Amerika`nın sömürgeleştirilmesi tarihinde, bu iki örneğini verdiğimiz Kızılderili katliamı gibi hemen hemen her kolonide benzer katliamları yaşanmıştı. Bütün kolonilerde de gerek Püritenlerin gerekse de Avrupa`dan getirilen Yahudilerin varlığını görmekteyiz. Bu gün İsrail nüfusu kadar Yahudi`nin Amerika`daki etkin varlıkları bu tarihi sürecin bir ürünüdür.

Fakat Yahudilerin varlığından çok daha tesirli olan ise, İngiliz püritenliğini devralan Amerikan evanjelizmidir. Amerikan evanjelizmi, kendisini Amerika`nın kuruluş felsefesi olarak görür. Bunu ABD`nin gerek iç siyasetinin gerekse de dış siyasetinin şekillenmesindeki belirleyiciliği ile de teyit eder.

Amerika`nın İslam`a ve Müslümanlara karşı siyaseti bu kaynaktan beslenir. Yani tavır ve tutumunu eski Ahitten (Tevrat`tan) alır. Kısacası bir Yahudi`nin Müslümanlara bakışı nasılsa, bir evanjelistin bakışı da öyledir.

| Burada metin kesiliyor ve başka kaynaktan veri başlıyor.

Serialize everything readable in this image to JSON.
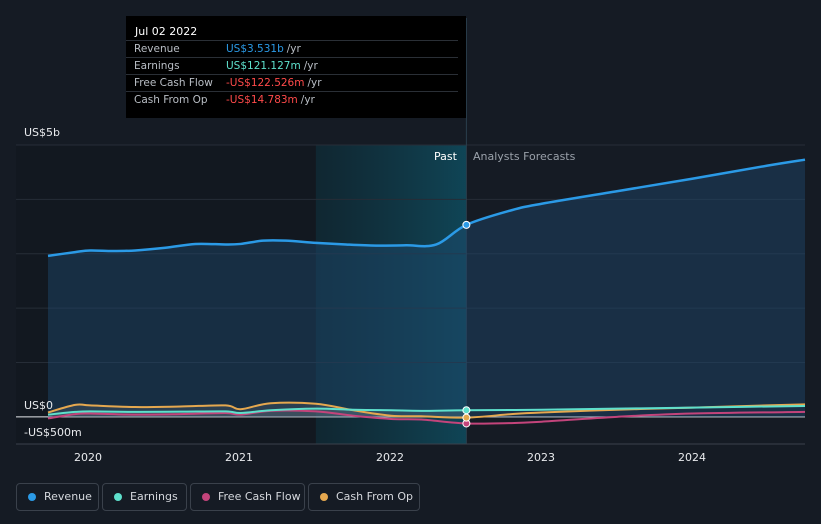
{
  "tooltip": {
    "date": "Jul 02 2022",
    "rows": [
      {
        "label": "Revenue",
        "value": "US$3.531b",
        "unit": "/yr",
        "color": "#2b9ae6"
      },
      {
        "label": "Earnings",
        "value": "US$121.127m",
        "unit": "/yr",
        "color": "#5ee0cc"
      },
      {
        "label": "Free Cash Flow",
        "value": "-US$122.526m",
        "unit": "/yr",
        "color": "#ff4a4a"
      },
      {
        "label": "Cash From Op",
        "value": "-US$14.783m",
        "unit": "/yr",
        "color": "#ff4a4a"
      }
    ]
  },
  "labels": {
    "past": "Past",
    "forecast": "Analysts Forecasts"
  },
  "legend": [
    {
      "label": "Revenue",
      "color": "#2b9ae6"
    },
    {
      "label": "Earnings",
      "color": "#5ee0cc"
    },
    {
      "label": "Free Cash Flow",
      "color": "#c3447b"
    },
    {
      "label": "Cash From Op",
      "color": "#e5a84f"
    }
  ],
  "chart_data": {
    "type": "line",
    "title": "",
    "xlabel": "",
    "ylabel": "",
    "y_tick_labels": [
      "US$5b",
      "US$0",
      "-US$500m"
    ],
    "x_tick_labels": [
      "2020",
      "2021",
      "2022",
      "2023",
      "2024"
    ],
    "xlim": [
      2019.72,
      2024.75
    ],
    "ylim": [
      -500,
      5000
    ],
    "past_end": 2022.5,
    "highlight_start": 2021.5,
    "grid": true,
    "series": [
      {
        "name": "Revenue",
        "color": "#2b9ae6",
        "points": [
          [
            2019.72,
            2960
          ],
          [
            2019.9,
            3030
          ],
          [
            2020.0,
            3060
          ],
          [
            2020.15,
            3050
          ],
          [
            2020.3,
            3060
          ],
          [
            2020.5,
            3110
          ],
          [
            2020.7,
            3180
          ],
          [
            2020.9,
            3170
          ],
          [
            2021.0,
            3180
          ],
          [
            2021.15,
            3240
          ],
          [
            2021.3,
            3240
          ],
          [
            2021.5,
            3200
          ],
          [
            2021.7,
            3170
          ],
          [
            2021.9,
            3150
          ],
          [
            2022.1,
            3155
          ],
          [
            2022.3,
            3170
          ],
          [
            2022.5,
            3531
          ],
          [
            2022.8,
            3800
          ],
          [
            2023.0,
            3920
          ],
          [
            2023.5,
            4150
          ],
          [
            2024.0,
            4380
          ],
          [
            2024.5,
            4620
          ],
          [
            2024.75,
            4730
          ]
        ]
      },
      {
        "name": "Earnings",
        "color": "#5ee0cc",
        "points": [
          [
            2019.72,
            40
          ],
          [
            2019.9,
            90
          ],
          [
            2020.0,
            100
          ],
          [
            2020.3,
            90
          ],
          [
            2020.6,
            95
          ],
          [
            2020.9,
            100
          ],
          [
            2021.0,
            70
          ],
          [
            2021.2,
            120
          ],
          [
            2021.5,
            150
          ],
          [
            2021.75,
            130
          ],
          [
            2022.0,
            120
          ],
          [
            2022.2,
            110
          ],
          [
            2022.5,
            121.127
          ],
          [
            2023.0,
            130
          ],
          [
            2023.5,
            150
          ],
          [
            2024.0,
            170
          ],
          [
            2024.75,
            200
          ]
        ]
      },
      {
        "name": "Free Cash Flow",
        "color": "#c3447b",
        "points": [
          [
            2019.72,
            -30
          ],
          [
            2019.9,
            50
          ],
          [
            2020.0,
            60
          ],
          [
            2020.3,
            40
          ],
          [
            2020.6,
            50
          ],
          [
            2020.9,
            70
          ],
          [
            2021.0,
            40
          ],
          [
            2021.2,
            110
          ],
          [
            2021.5,
            100
          ],
          [
            2021.75,
            20
          ],
          [
            2022.0,
            -40
          ],
          [
            2022.2,
            -50
          ],
          [
            2022.5,
            -122.526
          ],
          [
            2022.8,
            -115
          ],
          [
            2023.0,
            -90
          ],
          [
            2023.5,
            0
          ],
          [
            2024.0,
            60
          ],
          [
            2024.75,
            90
          ]
        ]
      },
      {
        "name": "Cash From Op",
        "color": "#e5a84f",
        "points": [
          [
            2019.72,
            80
          ],
          [
            2019.9,
            220
          ],
          [
            2020.0,
            210
          ],
          [
            2020.3,
            180
          ],
          [
            2020.6,
            190
          ],
          [
            2020.9,
            210
          ],
          [
            2021.0,
            140
          ],
          [
            2021.2,
            250
          ],
          [
            2021.5,
            240
          ],
          [
            2021.75,
            120
          ],
          [
            2022.0,
            20
          ],
          [
            2022.2,
            10
          ],
          [
            2022.5,
            -14.783
          ],
          [
            2022.8,
            50
          ],
          [
            2023.0,
            80
          ],
          [
            2023.5,
            130
          ],
          [
            2024.0,
            170
          ],
          [
            2024.75,
            230
          ]
        ]
      }
    ]
  }
}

Amerikan temsilciler Meclisinin ihvan-ı Müslimin Cemaatını “terör örgütü” olarak tanımasının da, Donald Trump`un durmadan Müslümanları tehdit göstermesinin de arka planında bu genetiğin kodları mevcuttur.

Özellikle Donald Trump, İngiliz Püritenliğinin ve Amerikan Evanjelizminin adeta bir “tüp bebeği” ve son mahsulüdür.

Şerlilerin şerrinden muhafaza duasıyla… Allah`a emanetsiniz.